I’m a Costanza shitter. Not a proud one, but I’m pretty cool with it. As I exit that stall, I throw my threads back on, wash up, then I walk out feeling like my shirt is still as fresh as the day it left the factory. I take solace in that.
Someone’s going to walk in, see it, and think you’re in there doing all kinds of freaky shit. Screw that guy, though.
Who else goes Costanza style in the shitter? Stand up. Tell someone. We’re out there. You’re not alone. Tell me your story. Where do you set your shirt after taking her off? You have a hook in there you get to hang it on? Do you fold her up and set her on the TP dispenser? Maybe you use a handicap stall and get to hang it on the handrail in there. That’s a sweet setup. You obviously can’t fling it over the top of the stall door and leave it there. It’s too risky. Someone’s going to walk in, see it, and think you’re in there doing all kinds of freaky shit. Screw that guy, though. He doesn’t understand you. He’s a shirt-on type of guy, and Gary’s funk is probably clinging to him.
Maybe we can have a shirtless meet-and-greet sometime, really talk it out. Are we weird? Perhaps. After all, George Costanza is the most neurotic sitcom character of all time.
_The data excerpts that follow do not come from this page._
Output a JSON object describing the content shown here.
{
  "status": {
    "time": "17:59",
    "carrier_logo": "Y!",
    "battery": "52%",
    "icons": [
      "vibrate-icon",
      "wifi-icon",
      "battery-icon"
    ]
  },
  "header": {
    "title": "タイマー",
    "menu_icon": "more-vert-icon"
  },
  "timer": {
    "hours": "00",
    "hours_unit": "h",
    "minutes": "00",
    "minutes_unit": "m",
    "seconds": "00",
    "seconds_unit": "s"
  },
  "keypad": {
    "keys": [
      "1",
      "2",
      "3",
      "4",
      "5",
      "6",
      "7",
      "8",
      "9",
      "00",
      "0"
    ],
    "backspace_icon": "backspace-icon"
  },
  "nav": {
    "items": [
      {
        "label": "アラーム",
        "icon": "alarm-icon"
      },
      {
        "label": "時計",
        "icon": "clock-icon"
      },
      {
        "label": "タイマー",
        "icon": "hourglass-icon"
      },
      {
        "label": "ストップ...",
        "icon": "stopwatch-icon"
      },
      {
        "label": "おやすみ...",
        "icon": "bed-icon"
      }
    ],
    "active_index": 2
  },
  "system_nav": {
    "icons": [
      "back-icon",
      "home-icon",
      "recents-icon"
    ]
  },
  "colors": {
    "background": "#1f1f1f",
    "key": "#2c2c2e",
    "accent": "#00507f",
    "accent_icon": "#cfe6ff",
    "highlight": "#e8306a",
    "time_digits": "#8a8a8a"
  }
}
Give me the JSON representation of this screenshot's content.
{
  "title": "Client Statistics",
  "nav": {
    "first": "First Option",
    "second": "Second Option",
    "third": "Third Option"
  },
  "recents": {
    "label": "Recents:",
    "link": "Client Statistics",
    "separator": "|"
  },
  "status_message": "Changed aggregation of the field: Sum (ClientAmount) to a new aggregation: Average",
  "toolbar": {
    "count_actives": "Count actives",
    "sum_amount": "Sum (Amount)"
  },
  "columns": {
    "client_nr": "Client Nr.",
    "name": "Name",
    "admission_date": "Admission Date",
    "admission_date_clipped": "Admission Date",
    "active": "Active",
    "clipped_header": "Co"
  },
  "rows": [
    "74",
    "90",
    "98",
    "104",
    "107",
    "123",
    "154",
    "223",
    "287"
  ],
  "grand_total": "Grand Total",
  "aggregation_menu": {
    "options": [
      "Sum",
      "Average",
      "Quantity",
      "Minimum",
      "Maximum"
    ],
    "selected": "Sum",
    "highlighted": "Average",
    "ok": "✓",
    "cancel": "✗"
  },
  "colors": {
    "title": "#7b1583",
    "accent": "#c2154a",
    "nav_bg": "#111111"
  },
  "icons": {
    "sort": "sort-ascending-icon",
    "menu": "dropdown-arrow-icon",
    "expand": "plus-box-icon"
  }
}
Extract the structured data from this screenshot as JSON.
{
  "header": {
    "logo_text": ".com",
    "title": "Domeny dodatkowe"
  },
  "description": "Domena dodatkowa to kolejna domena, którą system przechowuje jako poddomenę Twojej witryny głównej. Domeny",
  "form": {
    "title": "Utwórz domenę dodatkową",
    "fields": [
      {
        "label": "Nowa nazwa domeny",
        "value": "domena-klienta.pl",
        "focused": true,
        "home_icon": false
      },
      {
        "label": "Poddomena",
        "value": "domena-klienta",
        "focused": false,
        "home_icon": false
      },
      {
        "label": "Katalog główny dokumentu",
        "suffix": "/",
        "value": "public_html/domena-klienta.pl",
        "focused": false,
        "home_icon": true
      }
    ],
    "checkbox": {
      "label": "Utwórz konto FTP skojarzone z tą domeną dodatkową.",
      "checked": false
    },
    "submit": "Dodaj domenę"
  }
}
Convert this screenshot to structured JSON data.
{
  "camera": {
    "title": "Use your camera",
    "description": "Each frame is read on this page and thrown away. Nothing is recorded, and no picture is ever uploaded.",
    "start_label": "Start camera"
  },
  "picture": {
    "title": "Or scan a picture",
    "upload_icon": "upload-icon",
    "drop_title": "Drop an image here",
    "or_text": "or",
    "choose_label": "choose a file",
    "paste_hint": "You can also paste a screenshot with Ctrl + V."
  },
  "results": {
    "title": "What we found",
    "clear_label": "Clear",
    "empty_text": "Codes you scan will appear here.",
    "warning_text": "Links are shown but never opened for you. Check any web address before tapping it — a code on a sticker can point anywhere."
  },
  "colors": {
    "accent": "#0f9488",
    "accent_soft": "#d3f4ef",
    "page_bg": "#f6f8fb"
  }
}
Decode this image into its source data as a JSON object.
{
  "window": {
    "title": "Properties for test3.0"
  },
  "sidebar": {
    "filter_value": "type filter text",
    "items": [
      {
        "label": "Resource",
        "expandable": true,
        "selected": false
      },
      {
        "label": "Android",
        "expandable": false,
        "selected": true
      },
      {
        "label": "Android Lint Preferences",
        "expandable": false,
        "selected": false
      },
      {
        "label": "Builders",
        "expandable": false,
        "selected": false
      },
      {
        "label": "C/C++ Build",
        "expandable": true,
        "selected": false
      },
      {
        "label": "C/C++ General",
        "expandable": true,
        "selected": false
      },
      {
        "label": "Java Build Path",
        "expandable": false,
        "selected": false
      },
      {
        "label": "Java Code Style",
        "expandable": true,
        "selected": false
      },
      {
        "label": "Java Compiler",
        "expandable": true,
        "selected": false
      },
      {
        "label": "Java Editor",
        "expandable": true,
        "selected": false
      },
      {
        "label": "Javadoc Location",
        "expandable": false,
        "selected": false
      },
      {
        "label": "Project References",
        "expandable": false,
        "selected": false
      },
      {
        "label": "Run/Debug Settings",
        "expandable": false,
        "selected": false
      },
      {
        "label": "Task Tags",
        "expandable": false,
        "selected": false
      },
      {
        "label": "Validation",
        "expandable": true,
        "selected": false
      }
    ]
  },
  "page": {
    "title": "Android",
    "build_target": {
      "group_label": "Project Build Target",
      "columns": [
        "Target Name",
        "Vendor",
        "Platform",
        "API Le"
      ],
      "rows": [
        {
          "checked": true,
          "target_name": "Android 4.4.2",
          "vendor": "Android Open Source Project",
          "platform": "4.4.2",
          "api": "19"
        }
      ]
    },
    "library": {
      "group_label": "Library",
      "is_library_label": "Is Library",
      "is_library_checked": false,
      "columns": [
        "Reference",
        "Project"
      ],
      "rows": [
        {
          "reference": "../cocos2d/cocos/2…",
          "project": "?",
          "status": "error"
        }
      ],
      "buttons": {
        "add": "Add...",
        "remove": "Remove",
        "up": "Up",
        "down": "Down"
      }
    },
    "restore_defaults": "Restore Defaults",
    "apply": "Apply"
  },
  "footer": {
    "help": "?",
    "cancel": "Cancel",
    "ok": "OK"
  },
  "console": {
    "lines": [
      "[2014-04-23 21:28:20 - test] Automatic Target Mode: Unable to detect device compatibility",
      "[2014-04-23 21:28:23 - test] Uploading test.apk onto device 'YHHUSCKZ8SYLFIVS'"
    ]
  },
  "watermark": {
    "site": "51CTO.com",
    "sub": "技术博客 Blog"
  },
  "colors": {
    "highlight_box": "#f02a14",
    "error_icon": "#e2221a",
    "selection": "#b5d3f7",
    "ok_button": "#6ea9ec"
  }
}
I notice you didn’t go Costanza when you were shitting on the side of the highway. Are there rules and regulations for going Costanza?
All regularities go out the window when shit is sputtering out of your ass.
^
Let’s you breathe and be more comfortable ‘specially when you get some of those big BMs, you guys. I always go shirtless.
Also, I’m terrified of something splashing up the back of my shirt and me not noticing. Somehow I think that a giant turd will end up on my shoulder and I won’t notice it until I’m giving a large presentation.
I always go shirtless. Been doing it for years. It’s the only way to poo my friend.
Only way. *fist bump*
Always go Constanza at home, but I also have heard of a small minority who like to go full nude for BMs. Freaks, man
I like to loosen my tie and slip it off. And I hang my suit jacket up. I occasionally undo buttons on my shirt.
I think the natural progression here is the Costanza. Might give ‘er a whirl.
I worked at a sports arena and took FULL advantage of the suite level family bathroom. It was a one staIl with ample hooks. I mostly wore suits and did not want to wrinkle anything, so hung up my pants and shirt. Slipped back on my shoes because otherwise that would be gross. Most liberating 10 minutes of my day. Even my soulless coworkers were at a loss the day I told them. Now my office complex has the ventilation of an Indian sweat shop and people who could be on the same diet.
Watched this episode last night, and I’m about to have a stink n think at the office. Looks like it’s time to experiment a little in the ways of George.